Later that evening, I was informed, after I made the inquiring call that dad was on a video shoot, and mom had no time to bring their daughter.

Why no email or phone call?

Prior to this casual absence, the student had sauntered into her lesson 25 minutes late with no notice or explanation. An otherwise hard-working kid, who made huge progress this past year, she was yanked from lessons, when I more than whispered my disapproval of the lateness and absence without notification.

So these are the landmines of a private piano teaching landscape.


As far as payment, I, like others, charge by the month regardless of the whether such contains 4 or 5 weeks. The extra “free” lesson is credited as a make-up for future absences. This policy seems fair because during the traditional school year, at least 4 or even 5 months have the extra lesson that is defrayed against some holidays that occur on a particular day during the week. It more than evens out. (I’m not applying this practice to summer months where some students disappear for 2 or even more at a time if you count the early ending to school, and the Labor Day holiday as the start of a teaching year)

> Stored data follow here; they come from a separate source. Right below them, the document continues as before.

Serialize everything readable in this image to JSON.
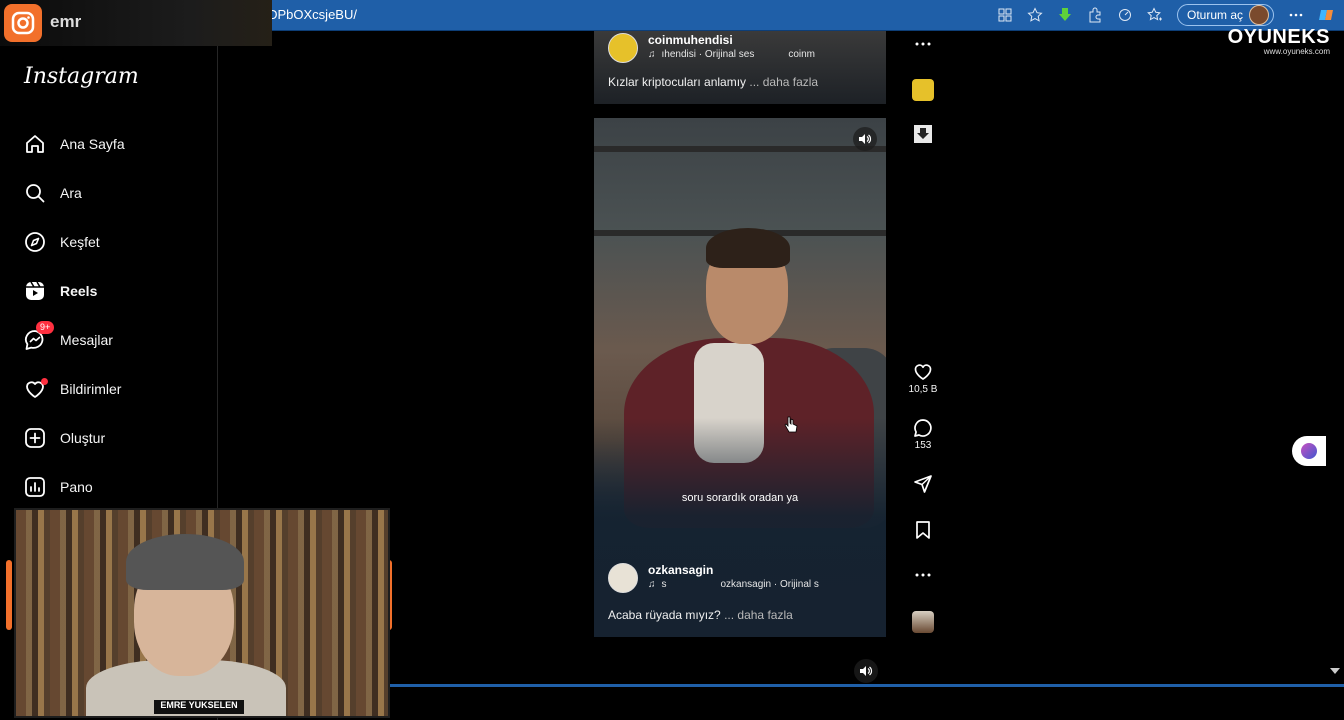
{
  "browser": {
    "url_fragment": "s/DPbOXcsjeBU/",
    "signin_label": "Oturum aç"
  },
  "stream": {
    "channel_short": "emr",
    "webcam_name": "EMRE YUKSELEN",
    "watermark_brand": "OYUNEKS",
    "watermark_site": "www.oyuneks.com",
    "accent_color": "#f2702b"
  },
  "sidebar": {
    "logo": "Instagram",
    "items": [
      {
        "label": "Ana Sayfa",
        "icon": "home-icon"
      },
      {
        "label": "Ara",
        "icon": "search-icon"
      },
      {
        "label": "Keşfet",
        "icon": "explore-icon"
      },
      {
        "label": "Reels",
        "icon": "reels-icon",
        "active": true
      },
      {
        "label": "Mesajlar",
        "icon": "messenger-icon",
        "badge": "9+"
      },
      {
        "label": "Bildirimler",
        "icon": "heart-icon",
        "dot": true
      },
      {
        "label": "Oluştur",
        "icon": "plus-square-icon"
      },
      {
        "label": "Pano",
        "icon": "dashboard-icon"
      }
    ]
  },
  "reels": {
    "previous": {
      "username": "coinmuhendisi",
      "audio_left": "ıhendisi · Orijinal ses",
      "audio_right": "coinm",
      "caption": "Kızlar kriptocuları anlamıy",
      "more": "... daha fazla"
    },
    "current": {
      "subtitle": "soru sorardık oradan ya",
      "username": "ozkansagin",
      "audio_left": "s",
      "audio_right": "ozkansagin · Orijinal s",
      "caption": "Acaba rüyada mıyız?",
      "more": "... daha fazla",
      "likes": "10,5 B",
      "comments": "153"
    }
  }
}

I’ve written in the past about the shrinking instructional year. Summer for sure, can make or break a piano teacher.

At the Piano Online forums, some teachers post that they will not guarantee a place in the fall for students who don’t take at least one month of lessons, either in July or August. That is, they will fill the spot with another student.

For others, a deposit is requested for the new teaching year to hold a particular day and time.

Speaking of:

It can often be a challenge to keep the studio percolating and hosting students each week at assigned times if parents decide that piano is last on the priority list of after-school activities.

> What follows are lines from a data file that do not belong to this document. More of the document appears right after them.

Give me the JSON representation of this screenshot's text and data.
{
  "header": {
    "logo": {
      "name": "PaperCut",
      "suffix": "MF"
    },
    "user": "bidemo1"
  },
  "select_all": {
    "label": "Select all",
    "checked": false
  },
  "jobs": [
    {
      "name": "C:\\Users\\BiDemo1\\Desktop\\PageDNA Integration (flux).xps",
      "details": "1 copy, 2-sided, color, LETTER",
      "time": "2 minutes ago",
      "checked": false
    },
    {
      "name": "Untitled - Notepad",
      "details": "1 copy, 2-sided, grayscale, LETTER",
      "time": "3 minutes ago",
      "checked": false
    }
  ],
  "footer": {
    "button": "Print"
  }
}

With yearly and sometimes, semi-annual requests for lesson day changes made by parents due to Dance class adjustments, or for Self Defense re-scheduling, the poor piano teacher sometimes has no choice but to accommodate, which involves a chess board of changes affecting a handful of other pupils.

I recently received the following e-mail from a parent informing me of her child’s new mid-stream schedule. As would be expected it was dance-related:

“These are the dates she will be competing with her dance team:
March 10
March 24
April 13
April 17
May 18”

The information had bearing on her child’s piano lessons and my end-of-year recital that I had planned for months. As expected, any number of dates that I offered, had one or more parents up in arms. These posited days apparently interfered with soccer championship, tutu dance extravaganza, tap dance finale, and or hip hop hoe down. You name it, every conflict under the sun, would be on display in the land of agriculture and Bulldog fever.

So I’m still wondering, will anyone make it to the recital in May? Replies are trickling in like molasses flowing through a sieve.

More business Woes

In the matter of monthly payments, I like, many of my colleagues, have to send reminders to some parents about fees, or I run the risk of receiving checks two or three weeks past due as happened with the adult student previously referenced.

Some teachers attach penalty fees in these situations, I don’t. I think that would be the straw that broke the camel’s back. (or in Fresno, the cow’s)

A teacher out in Selma is very strict about timely payments, and she can afford to be because her spouse is a successful C.P.A.

For others, it’s a month to month diversion of energy from the high culture pursuit of private teaching to mundane check collecting expeditions.

Fortunately, the vast majority of students make it to lessons on their assigned day, pay on time, and enjoy the musical journey. This makes all the complaining seem petty by comparison. Just the same, it may be eye-opening when the dark side of private teaching comes out of the closet once in a while.